Psychologically money wrecks havoc on our society because of all its symbolic meanings.  Power is the main ingredient that is brewing in the cauldron, because many believe that power can be bought.  When they believe that this power is achieved their self-esteem skyrockets with it.  Also, the repetition of thinking  will lead to believing, and these people may be attracted to the opposite sex easier because of the obvious changes--slick hair, new threads, and a roll of money.  How can a strong emotional bond between two individuals form when someone is madly in love-- with money.
The evolution of money is outstanding, but what it stands for is irritating.  The value that was put on labor has diminished, leaving ways to increasing status, having sexual valor, feeling powerful,  feeding self-esteems, filling emotional voids, and creeping into debt.  Now there is one question left to pose: When will we stop gazing into the wilderness to find only a tree? 

Works Cited

Aristotle, “Politics”, in The Works of Aristotle, 1267.  Trans. W.D. Ross, Oxford: Clarendon Press, 1921.
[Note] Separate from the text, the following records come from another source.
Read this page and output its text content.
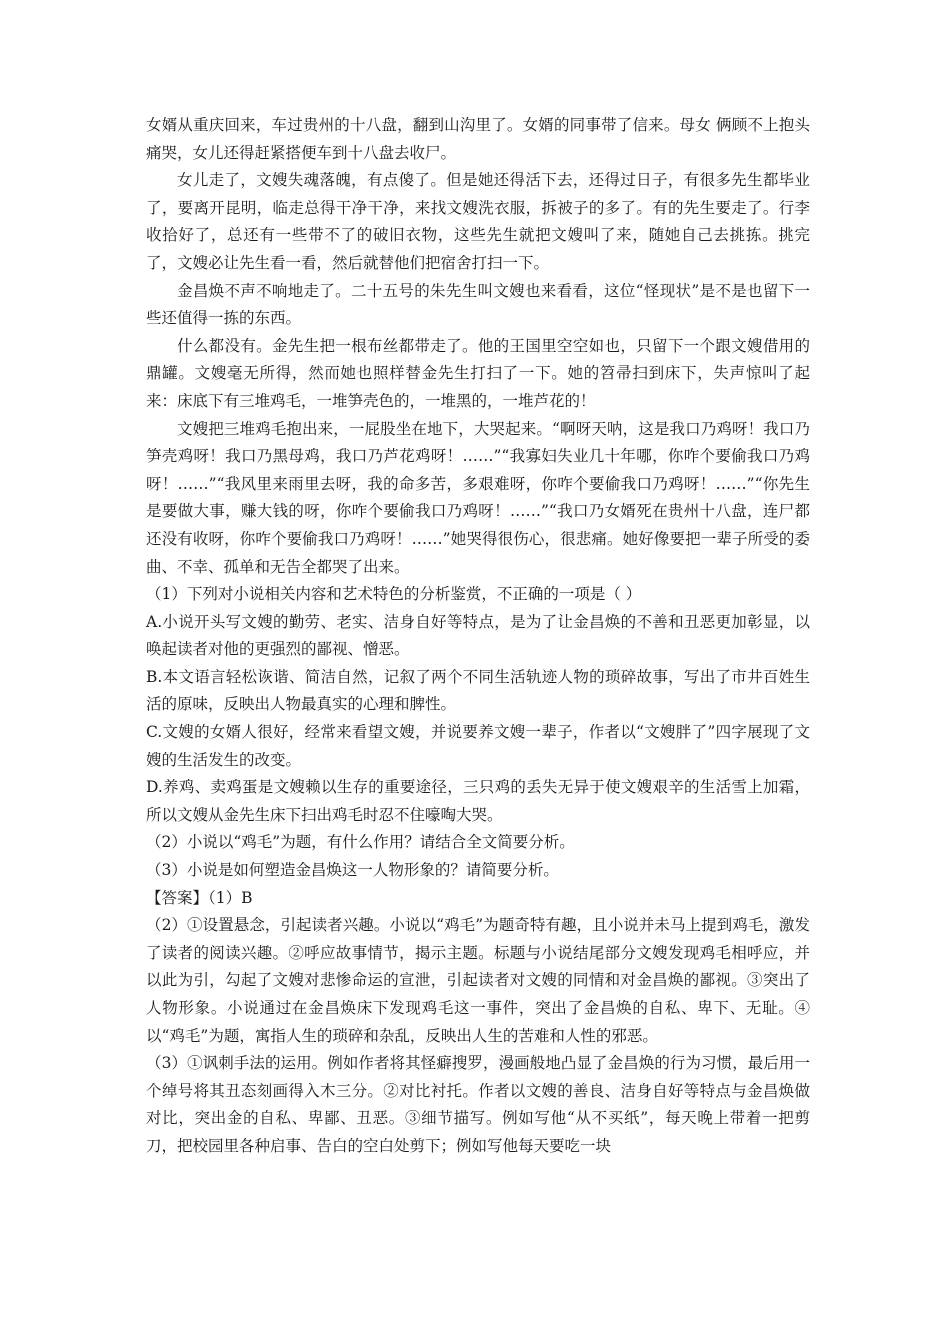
女婿从重庆回来，车过贵州的十八盘，翻到山沟里了。女婿的同事带了信来。母女 俩顾不上抱头痛哭，女儿还得赶紧搭便车到十八盘去收尸。

女儿走了，文嫂失魂落魄，有点傻了。但是她还得活下去，还得过日子，有很多先生都毕业了，要离开昆明，临走总得干净干净，来找文嫂洗衣服，拆被子的多了。有的先生要走了。行李收拾好了，总还有一些带不了的破旧衣物，这些先生就把文嫂叫了来，随她自己去挑拣。挑完了，文嫂必让先生看一看，然后就替他们把宿舍打扫一下。

金昌焕不声不响地走了。二十五号的朱先生叫文嫂也来看看，这位“怪现状”是不是也留下一些还值得一拣的东西。

什么都没有。金先生把一根布丝都带走了。他的王国里空空如也，只留下一个跟文嫂借用的鼎罐。文嫂毫无所得，然而她也照样替金先生打扫了一下。她的笤帚扫到床下，失声惊叫了起来：床底下有三堆鸡毛，一堆笋壳色的，一堆黑的，一堆芦花的！

文嫂把三堆鸡毛抱出来，一屁股坐在地下，大哭起来。“啊呀天呐，这是我口乃鸡呀！我口乃笋壳鸡呀！我口乃黑母鸡，我口乃芦花鸡呀！……”“我寡妇失业几十年哪，你咋个要偷我口乃鸡呀！……”“我风里来雨里去呀，我的命多苦，多艰难呀，你咋个要偷我口乃鸡呀！……”“你先生是要做大事，赚大钱的呀，你咋个要偷我口乃鸡呀！……”“我口乃女婿死在贵州十八盘，连尸都还没有收呀，你咋个要偷我口乃鸡呀！……”她哭得很伤心，很悲痛。她好像要把一辈子所受的委曲、不幸、孤单和无告全都哭了出来。

（1）下列对小说相关内容和艺术特色的分析鉴赏，不正确的一项是（ ）

A.小说开头写文嫂的勤劳、老实、洁身自好等特点，是为了让金昌焕的不善和丑恶更加彰显，以唤起读者对他的更强烈的鄙视、憎恶。

B.本文语言轻松诙谐、简洁自然，记叙了两个不同生活轨迹人物的琐碎故事，写出了市井百姓生活的原味，反映出人物最真实的心理和脾性。

C.文嫂的女婿人很好，经常来看望文嫂，并说要养文嫂一辈子，作者以“文嫂胖了”四字展现了文嫂的生活发生的改变。

D.养鸡、卖鸡蛋是文嫂赖以生存的重要途径，三只鸡的丢失无异于使文嫂艰辛的生活雪上加霜，所以文嫂从金先生床下扫出鸡毛时忍不住嚎啕大哭。

（2）小说以“鸡毛”为题，有什么作用？请结合全文简要分析。

（3）小说是如何塑造金昌焕这一人物形象的？请简要分析。

【答案】（1）B

（2）①设置悬念，引起读者兴趣。小说以“鸡毛”为题奇特有趣，且小说并未马上提到鸡毛，激发了读者的阅读兴趣。②呼应故事情节，揭示主题。标题与小说结尾部分文嫂发现鸡毛相呼应，并以此为引，勾起了文嫂对悲惨命运的宣泄，引起读者对文嫂的同情和对金昌焕的鄙视。③突出了人物形象。小说通过在金昌焕床下发现鸡毛这一事件，突出了金昌焕的自私、卑下、无耻。④以“鸡毛”为题，寓指人生的琐碎和杂乱，反映出人生的苦难和人性的邪恶。

（3）①讽刺手法的运用。例如作者将其怪癖搜罗，漫画般地凸显了金昌焕的行为习惯，最后用一个绰号将其丑态刻画得入木三分。②对比衬托。作者以文嫂的善良、洁身自好等特点与金昌焕做对比，突出金的自私、卑鄙、丑恶。③细节描写。例如写他“从不买纸”，每天晚上带着一把剪刀，把校园里各种启事、告白的空白处剪下；例如写他每天要吃一块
Bonafoux, Pascal.  Van Gogh, Passionate Eye.  New York: Abrams Inc.

Boundy, Donna. When Money is the Drug.  New York: Harper Collins, 1993.

Jamison, Kay Redfield. “Manic-Depressive Illness and Creativity.”  Scientific American. Feb.      1995: 62-67.

Nietzsche, Freidrich. Beyond Good &Evil: Prelude to a Philosophy of the Future. Trans.  Walter     Kaufmann. New York: Random House, 1966.

Schott, John W., and Jean S. Arbeiter. “Emotional Investments.” Psychology Today. Jan-Feb.      1998: 56.